Wednesday, September 23, 2015

Proximity Beacon | Beacons Technology are Here to Stay


Source    :  Future Travel Experience
By        :   Ryan Ghee

Bluetooth Beacon Technology- Airport

Google’s big move into the beacon market with the launch of Eddystone – an open format cross-platform Bluetooth Low Energy (BLE) beacon solution – has intensified interest in the technology, which offers airlines and airports myriad opportunities.

Speaking to FTE, SITA Lab Lead Engineer Kevin O’Sullivan, who has worked with a variety of airlines and airports on beacon deployments, said Google’s big move into the market proves that beacons are more than a mere fad.

“I think the biggest impact of this is it confirms to everybody that beacons are here to stay,” he said. “It’s not just a flash in the pan idea that Apple has had. When you have Apple and Google and Samsung (which has its own beacon offering called Placedge) all trying to use beacons to solve this indoor proximity problem you know that the technology has got a future.” Eddystone is not, though, an “iBeacon killer”, he said. “”I think the two technologies are here to stay.”

Common use beacon infrastructure


There are other issues to be addressed, too. Tinley explained that “airports, as indoor locations that have a vested interest in maintaining some control over their “indoor airspace”, will also want to ensure that they actually have control” over the beacon infrastructure. The conversation about who “owns” this airspace is “not yet fully being had, or possibly understood”, he said, and suggested that models of best practice need to be established.

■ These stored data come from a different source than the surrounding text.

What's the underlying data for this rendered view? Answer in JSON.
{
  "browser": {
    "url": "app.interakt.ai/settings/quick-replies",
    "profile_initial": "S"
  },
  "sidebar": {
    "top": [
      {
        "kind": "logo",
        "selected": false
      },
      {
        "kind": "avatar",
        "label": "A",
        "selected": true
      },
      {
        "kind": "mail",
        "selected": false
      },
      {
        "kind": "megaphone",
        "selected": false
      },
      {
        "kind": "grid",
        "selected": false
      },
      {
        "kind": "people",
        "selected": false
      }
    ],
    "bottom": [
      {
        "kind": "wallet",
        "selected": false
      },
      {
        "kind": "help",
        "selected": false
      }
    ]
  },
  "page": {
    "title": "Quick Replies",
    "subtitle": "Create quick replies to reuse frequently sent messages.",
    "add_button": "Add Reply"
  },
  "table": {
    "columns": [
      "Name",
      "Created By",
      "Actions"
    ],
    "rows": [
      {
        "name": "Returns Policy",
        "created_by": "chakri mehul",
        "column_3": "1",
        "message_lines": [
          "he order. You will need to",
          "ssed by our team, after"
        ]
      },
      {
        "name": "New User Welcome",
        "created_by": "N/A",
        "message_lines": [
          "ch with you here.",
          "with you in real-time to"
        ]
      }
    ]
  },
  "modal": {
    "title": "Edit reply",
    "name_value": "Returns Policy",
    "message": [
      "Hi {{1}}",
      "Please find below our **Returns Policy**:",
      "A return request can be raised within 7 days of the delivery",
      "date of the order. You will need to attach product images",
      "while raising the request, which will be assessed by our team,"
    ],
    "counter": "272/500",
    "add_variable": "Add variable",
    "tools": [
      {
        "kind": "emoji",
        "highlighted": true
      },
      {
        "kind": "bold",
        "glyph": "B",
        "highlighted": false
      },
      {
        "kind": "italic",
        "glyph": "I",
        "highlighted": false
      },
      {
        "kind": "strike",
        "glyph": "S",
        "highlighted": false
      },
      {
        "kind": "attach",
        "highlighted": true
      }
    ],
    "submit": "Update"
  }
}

According to O’Sullivan, a common use approach is necessary. “One of the things that Eddystone still doesn’t solve that we need in this industry is the common use approach – putting in a single beacon and making it available to multiple stakeholders in the airport. It still doesn’t solve the standards that we’ve got as part of the Common Use Beacon Registry, which makes sure that a deployment at, say, Heathrow is the same as Miami and the same as Hong Kong, so as airlines go from airport to airport they can be confident that their apps can work with each beacon.”

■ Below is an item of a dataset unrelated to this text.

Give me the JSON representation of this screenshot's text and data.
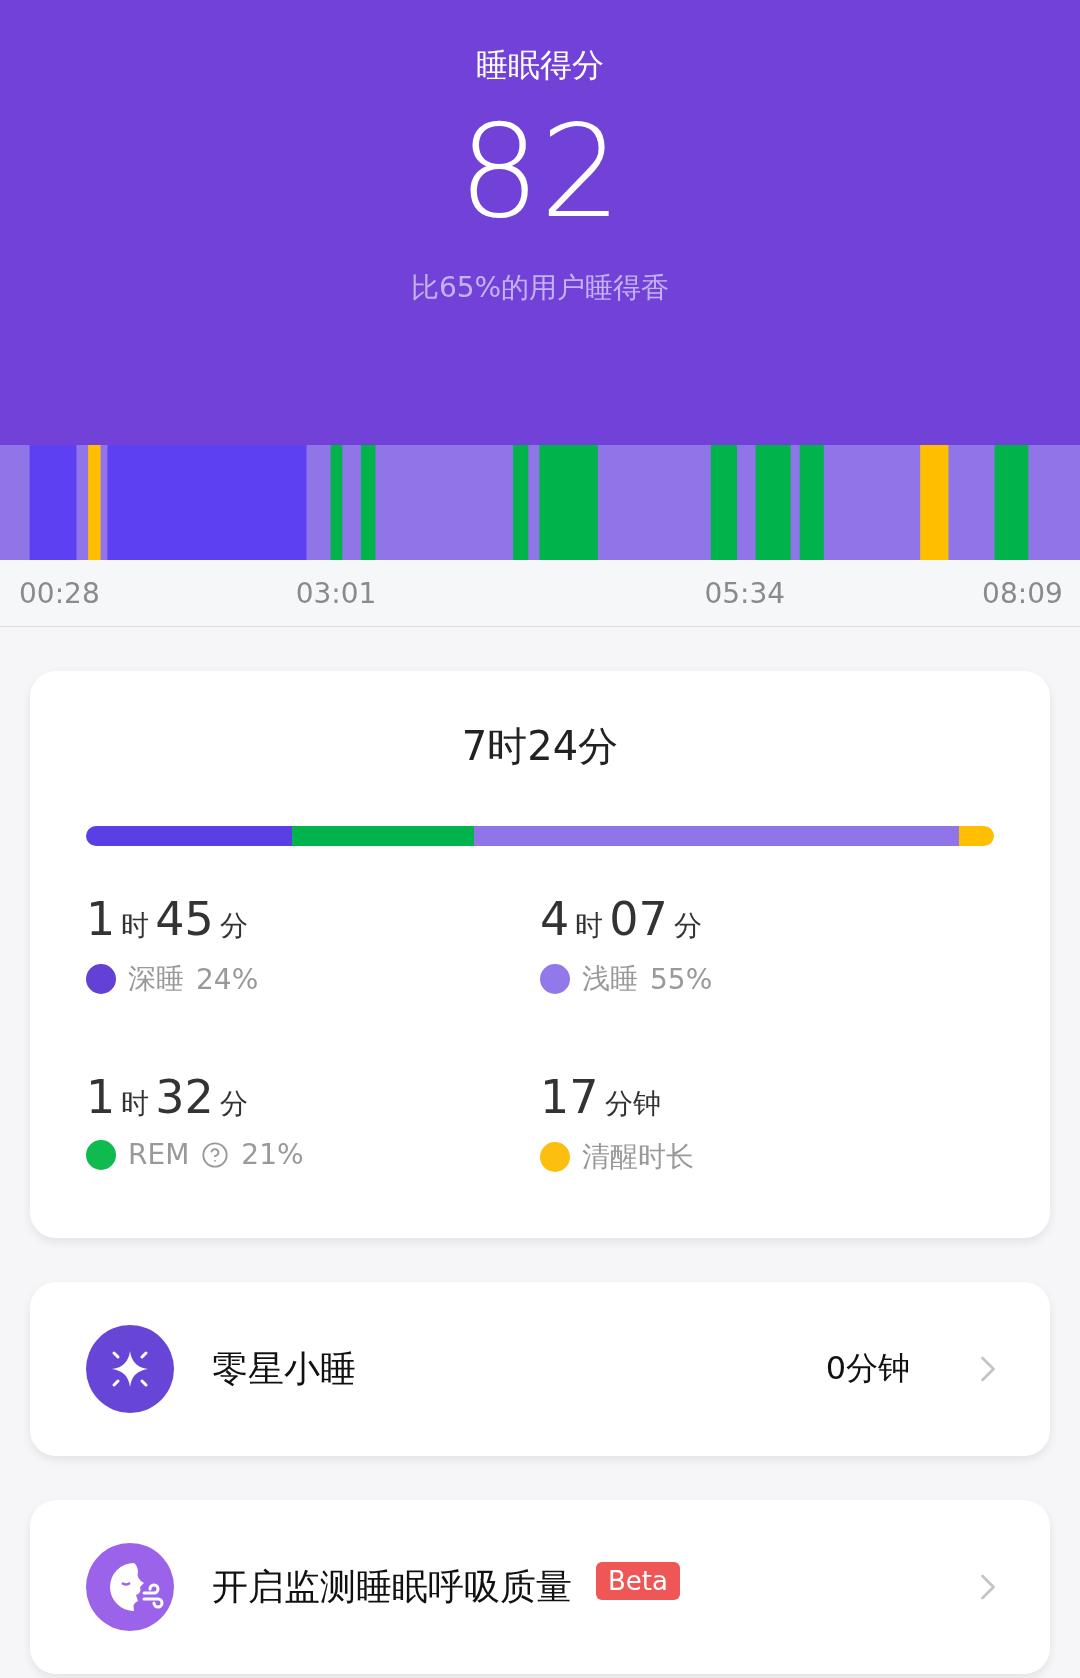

He praised the fact that ACI and IATA are now “on board” and supporting SITA’s Common Use Beacon Registry, which aims to reduce the cost and complexity of deployment by promoting shared beacon infrastructure.

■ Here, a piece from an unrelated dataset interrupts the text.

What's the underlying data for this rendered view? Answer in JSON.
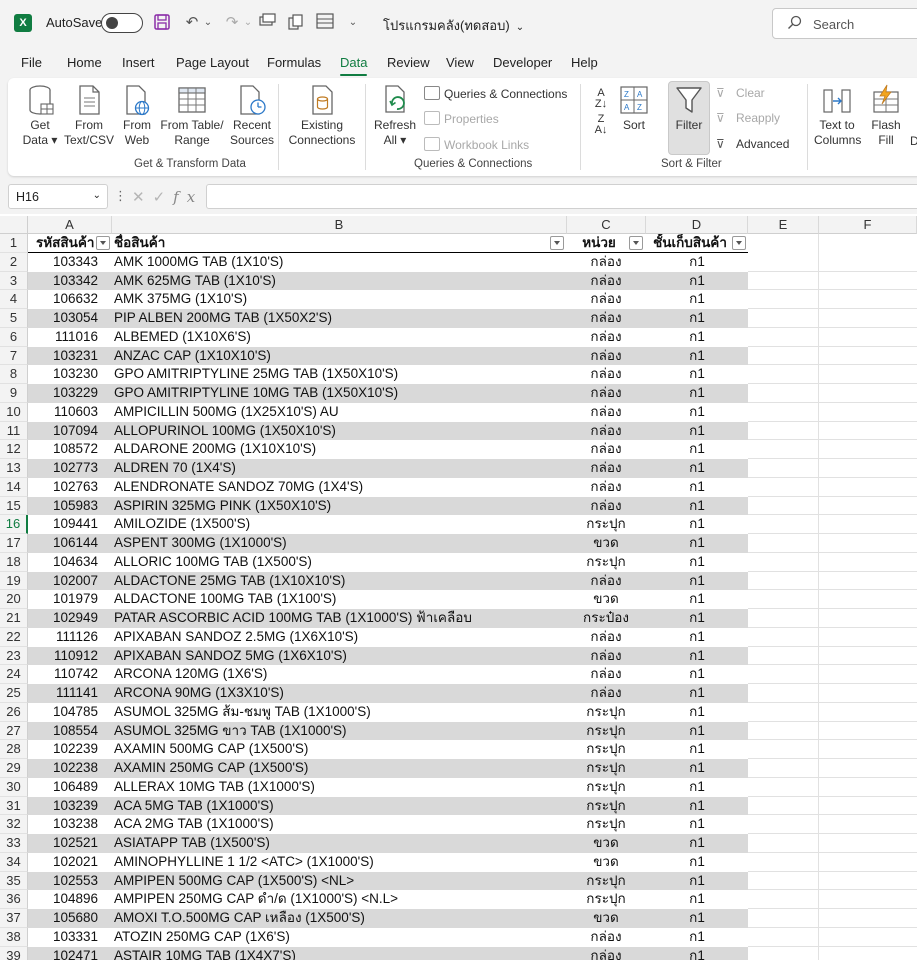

If there was any lingering doubt about whether beacons have a long-term future, the launch of Google’s Eddystone and the widespread support for the technology, plus excitement about the potential it offers, is evidence enough that beacons are here to stay.

The full potential of beacons, and the impact they can have on day-to-day operations and the passenger experience, is yet to be realized, but one thing seems certain: airlines and airports should be building beacons into their strategies now to ensure they are well placed to exploit a multitude of benefits.